EXP → number                      parse into lit-exp
    | symbol                      parse into var-exp

The parser is a simple modification to parse. You need to add a line to (parse input) to handle the case where (symbol? input) is #t. You will need a new data type to handle this (I call it var-exp).

To evaluate a variable expression, MiniScheme B needs to be able to look up references. We evaluate a var-exp tree node in a given environment by calling lookup in that environment on the var-exp-symbol. Since we asked you to include bindings for symbols x and y in the initial environment in Part 4, you should be able to evaluate the MiniScheme expressions x or y to get their values. Any other symbol at this point should give you an error message.
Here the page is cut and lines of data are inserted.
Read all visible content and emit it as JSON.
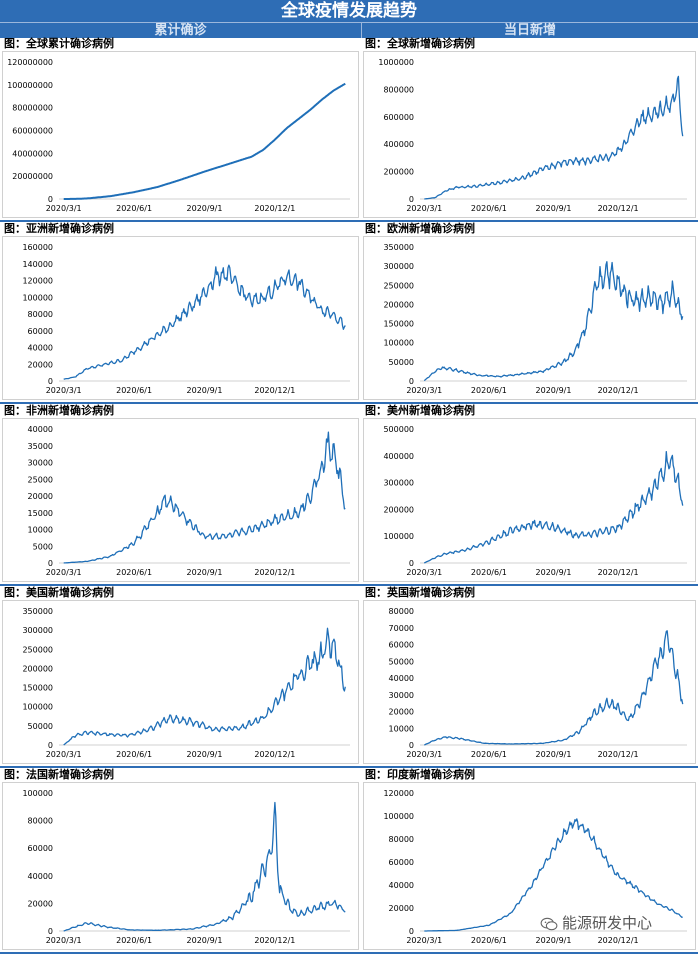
{
  "header": {
    "title": "全球疫情发展趋势",
    "left_section": "累计确诊",
    "right_section": "当日新增"
  },
  "watermark": {
    "text": "能源研发中心",
    "icon": "wechat-icon"
  },
  "colors": {
    "line": "#1f6fb8",
    "header_bg": "#2e6db5"
  },
  "charts": [
    {
      "title": "图：全球累计确诊病例",
      "chart_data": {
        "type": "line",
        "x_ticks": [
          "2020/3/1",
          "2020/6/1",
          "2020/9/1",
          "2020/12/1"
        ],
        "y_ticks": [
          "0",
          "20000000",
          "40000000",
          "60000000",
          "80000000",
          "100000000",
          "120000000"
        ],
        "ylim": [
          0,
          120000000
        ],
        "points": [
          [
            0,
            0
          ],
          [
            0.05,
            90000
          ],
          [
            0.1,
            500000
          ],
          [
            0.2,
            2500000
          ],
          [
            0.3,
            6000000
          ],
          [
            0.4,
            10500000
          ],
          [
            0.5,
            17000000
          ],
          [
            0.6,
            24000000
          ],
          [
            0.7,
            30500000
          ],
          [
            0.8,
            37000000
          ],
          [
            0.85,
            43000000
          ],
          [
            0.9,
            52000000
          ],
          [
            0.95,
            62000000
          ],
          [
            1.0,
            70000000
          ],
          [
            1.05,
            78000000
          ],
          [
            1.1,
            87000000
          ],
          [
            1.15,
            95000000
          ],
          [
            1.2,
            101000000
          ]
        ],
        "noise": 0
      }
    },
    {
      "title": "图：全球新增确诊病例",
      "chart_data": {
        "type": "line",
        "x_ticks": [
          "2020/3/1",
          "2020/6/1",
          "2020/9/1",
          "2020/12/1"
        ],
        "y_ticks": [
          "0",
          "200000",
          "400000",
          "600000",
          "800000",
          "1000000"
        ],
        "ylim": [
          0,
          1000000
        ],
        "points": [
          [
            0,
            0
          ],
          [
            0.05,
            10000
          ],
          [
            0.1,
            60000
          ],
          [
            0.15,
            85000
          ],
          [
            0.25,
            95000
          ],
          [
            0.35,
            120000
          ],
          [
            0.45,
            150000
          ],
          [
            0.55,
            220000
          ],
          [
            0.65,
            270000
          ],
          [
            0.75,
            280000
          ],
          [
            0.85,
            300000
          ],
          [
            0.9,
            350000
          ],
          [
            0.95,
            450000
          ],
          [
            1.0,
            580000
          ],
          [
            1.05,
            620000
          ],
          [
            1.1,
            650000
          ],
          [
            1.15,
            700000
          ],
          [
            1.18,
            830000
          ],
          [
            1.2,
            480000
          ]
        ],
        "noise": 0.12
      }
    },
    {
      "title": "图：亚洲新增确诊病例",
      "chart_data": {
        "type": "line",
        "x_ticks": [
          "2020/3/1",
          "2020/6/1",
          "2020/9/1",
          "2020/12/1"
        ],
        "y_ticks": [
          "0",
          "20000",
          "40000",
          "60000",
          "80000",
          "100000",
          "120000",
          "140000",
          "160000"
        ],
        "ylim": [
          0,
          160000
        ],
        "points": [
          [
            0,
            2000
          ],
          [
            0.05,
            5000
          ],
          [
            0.1,
            15000
          ],
          [
            0.15,
            18000
          ],
          [
            0.25,
            25000
          ],
          [
            0.35,
            45000
          ],
          [
            0.45,
            65000
          ],
          [
            0.55,
            90000
          ],
          [
            0.6,
            105000
          ],
          [
            0.65,
            125000
          ],
          [
            0.7,
            128000
          ],
          [
            0.75,
            110000
          ],
          [
            0.8,
            95000
          ],
          [
            0.85,
            100000
          ],
          [
            0.9,
            110000
          ],
          [
            0.95,
            125000
          ],
          [
            1.0,
            118000
          ],
          [
            1.05,
            100000
          ],
          [
            1.1,
            85000
          ],
          [
            1.15,
            80000
          ],
          [
            1.2,
            65000
          ]
        ],
        "noise": 0.1
      }
    },
    {
      "title": "图：欧洲新增确诊病例",
      "chart_data": {
        "type": "line",
        "x_ticks": [
          "2020/3/1",
          "2020/6/1",
          "2020/9/1",
          "2020/12/1"
        ],
        "y_ticks": [
          "0",
          "50000",
          "100000",
          "150000",
          "200000",
          "250000",
          "300000",
          "350000"
        ],
        "ylim": [
          0,
          350000
        ],
        "points": [
          [
            0,
            1000
          ],
          [
            0.05,
            25000
          ],
          [
            0.08,
            35000
          ],
          [
            0.15,
            28000
          ],
          [
            0.25,
            15000
          ],
          [
            0.35,
            12000
          ],
          [
            0.45,
            18000
          ],
          [
            0.55,
            25000
          ],
          [
            0.65,
            50000
          ],
          [
            0.7,
            80000
          ],
          [
            0.75,
            140000
          ],
          [
            0.8,
            250000
          ],
          [
            0.85,
            290000
          ],
          [
            0.9,
            250000
          ],
          [
            0.95,
            220000
          ],
          [
            1.0,
            210000
          ],
          [
            1.05,
            220000
          ],
          [
            1.1,
            200000
          ],
          [
            1.15,
            230000
          ],
          [
            1.2,
            170000
          ]
        ],
        "noise": 0.15
      }
    },
    {
      "title": "图：非洲新增确诊病例",
      "chart_data": {
        "type": "line",
        "x_ticks": [
          "2020/3/1",
          "2020/6/1",
          "2020/9/1",
          "2020/12/1"
        ],
        "y_ticks": [
          "0",
          "5000",
          "10000",
          "15000",
          "20000",
          "25000",
          "30000",
          "35000",
          "40000"
        ],
        "ylim": [
          0,
          40000
        ],
        "points": [
          [
            0,
            0
          ],
          [
            0.1,
            500
          ],
          [
            0.2,
            2000
          ],
          [
            0.3,
            6000
          ],
          [
            0.38,
            13000
          ],
          [
            0.43,
            19000
          ],
          [
            0.47,
            17000
          ],
          [
            0.55,
            11000
          ],
          [
            0.6,
            8000
          ],
          [
            0.7,
            8000
          ],
          [
            0.8,
            10000
          ],
          [
            0.9,
            13000
          ],
          [
            1.0,
            15000
          ],
          [
            1.05,
            20000
          ],
          [
            1.1,
            28000
          ],
          [
            1.13,
            36000
          ],
          [
            1.17,
            28000
          ],
          [
            1.2,
            17000
          ]
        ],
        "noise": 0.15
      }
    },
    {
      "title": "图：美州新增确诊病例",
      "chart_data": {
        "type": "line",
        "x_ticks": [
          "2020/3/1",
          "2020/6/1",
          "2020/9/1",
          "2020/12/1"
        ],
        "y_ticks": [
          "0",
          "100000",
          "200000",
          "300000",
          "400000",
          "500000"
        ],
        "ylim": [
          0,
          500000
        ],
        "points": [
          [
            0,
            0
          ],
          [
            0.05,
            20000
          ],
          [
            0.1,
            35000
          ],
          [
            0.2,
            50000
          ],
          [
            0.3,
            80000
          ],
          [
            0.4,
            120000
          ],
          [
            0.5,
            145000
          ],
          [
            0.6,
            135000
          ],
          [
            0.7,
            105000
          ],
          [
            0.8,
            110000
          ],
          [
            0.9,
            130000
          ],
          [
            1.0,
            220000
          ],
          [
            1.05,
            260000
          ],
          [
            1.1,
            320000
          ],
          [
            1.13,
            380000
          ],
          [
            1.16,
            360000
          ],
          [
            1.2,
            230000
          ]
        ],
        "noise": 0.14
      }
    },
    {
      "title": "图：美国新增确诊病例",
      "chart_data": {
        "type": "line",
        "x_ticks": [
          "2020/3/1",
          "2020/6/1",
          "2020/9/1",
          "2020/12/1"
        ],
        "y_ticks": [
          "0",
          "50000",
          "100000",
          "150000",
          "200000",
          "250000",
          "300000",
          "350000"
        ],
        "ylim": [
          0,
          350000
        ],
        "points": [
          [
            0,
            0
          ],
          [
            0.05,
            25000
          ],
          [
            0.1,
            32000
          ],
          [
            0.18,
            28000
          ],
          [
            0.28,
            25000
          ],
          [
            0.38,
            45000
          ],
          [
            0.45,
            70000
          ],
          [
            0.55,
            60000
          ],
          [
            0.65,
            40000
          ],
          [
            0.75,
            45000
          ],
          [
            0.85,
            70000
          ],
          [
            0.92,
            120000
          ],
          [
            1.0,
            180000
          ],
          [
            1.05,
            210000
          ],
          [
            1.1,
            230000
          ],
          [
            1.13,
            280000
          ],
          [
            1.16,
            240000
          ],
          [
            1.2,
            150000
          ]
        ],
        "noise": 0.18
      }
    },
    {
      "title": "图：英国新增确诊病例",
      "chart_data": {
        "type": "line",
        "x_ticks": [
          "2020/3/1",
          "2020/6/1",
          "2020/9/1",
          "2020/12/1"
        ],
        "y_ticks": [
          "0",
          "10000",
          "20000",
          "30000",
          "40000",
          "50000",
          "60000",
          "70000",
          "80000"
        ],
        "ylim": [
          0,
          80000
        ],
        "points": [
          [
            0,
            0
          ],
          [
            0.05,
            3000
          ],
          [
            0.1,
            5000
          ],
          [
            0.18,
            3500
          ],
          [
            0.28,
            1000
          ],
          [
            0.4,
            600
          ],
          [
            0.55,
            1000
          ],
          [
            0.65,
            3000
          ],
          [
            0.72,
            8000
          ],
          [
            0.78,
            18000
          ],
          [
            0.85,
            25000
          ],
          [
            0.9,
            22000
          ],
          [
            0.95,
            15000
          ],
          [
            1.0,
            25000
          ],
          [
            1.05,
            40000
          ],
          [
            1.1,
            55000
          ],
          [
            1.13,
            65000
          ],
          [
            1.17,
            45000
          ],
          [
            1.2,
            25000
          ]
        ],
        "noise": 0.15
      }
    },
    {
      "title": "图：法国新增确诊病例",
      "chart_data": {
        "type": "line",
        "x_ticks": [
          "2020/3/1",
          "2020/6/1",
          "2020/9/1",
          "2020/12/1"
        ],
        "y_ticks": [
          "0",
          "20000",
          "40000",
          "60000",
          "80000",
          "100000"
        ],
        "ylim": [
          0,
          100000
        ],
        "points": [
          [
            0,
            0
          ],
          [
            0.05,
            3000
          ],
          [
            0.1,
            6000
          ],
          [
            0.18,
            3000
          ],
          [
            0.28,
            800
          ],
          [
            0.4,
            500
          ],
          [
            0.55,
            1500
          ],
          [
            0.65,
            5000
          ],
          [
            0.72,
            10000
          ],
          [
            0.8,
            25000
          ],
          [
            0.85,
            45000
          ],
          [
            0.88,
            55000
          ],
          [
            0.9,
            86000
          ],
          [
            0.92,
            30000
          ],
          [
            0.97,
            15000
          ],
          [
            1.0,
            12000
          ],
          [
            1.05,
            15000
          ],
          [
            1.1,
            18000
          ],
          [
            1.15,
            20000
          ],
          [
            1.2,
            15000
          ]
        ],
        "noise": 0.2
      }
    },
    {
      "title": "图：印度新增确诊病例",
      "chart_data": {
        "type": "line",
        "x_ticks": [
          "2020/3/1",
          "2020/6/1",
          "2020/9/1",
          "2020/12/1"
        ],
        "y_ticks": [
          "0",
          "20000",
          "40000",
          "60000",
          "80000",
          "100000",
          "120000"
        ],
        "ylim": [
          0,
          120000
        ],
        "points": [
          [
            0,
            0
          ],
          [
            0.15,
            500
          ],
          [
            0.3,
            5000
          ],
          [
            0.4,
            15000
          ],
          [
            0.5,
            40000
          ],
          [
            0.58,
            65000
          ],
          [
            0.65,
            85000
          ],
          [
            0.7,
            95000
          ],
          [
            0.75,
            88000
          ],
          [
            0.8,
            75000
          ],
          [
            0.85,
            60000
          ],
          [
            0.9,
            48000
          ],
          [
            0.95,
            42000
          ],
          [
            1.0,
            35000
          ],
          [
            1.05,
            28000
          ],
          [
            1.1,
            22000
          ],
          [
            1.15,
            18000
          ],
          [
            1.2,
            12000
          ]
        ],
        "noise": 0.06
      }
    }
  ]
}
Make sure to add tests to both parse-tests.rkt and interp-tests.rkt to address MiniScheme B.

Common Questions

Should our environments handle more than 2 possible bindings? Yes! Even though the examples only give you two possible bindings, your environments should be robust enough to handle n bindings simultaneously.
Should we test the environment data type separately from env-lookup? No, tests for env-lookup should be sufficient.
If we have (define env-a (env '(x y x) '(1 2 3) empty-env)), what would (env-lookup env-a 'x) return? 1

Finishing up

Make sure you commit and push. And make sure your name is in all of the files you submit. Your friendly graders thank you!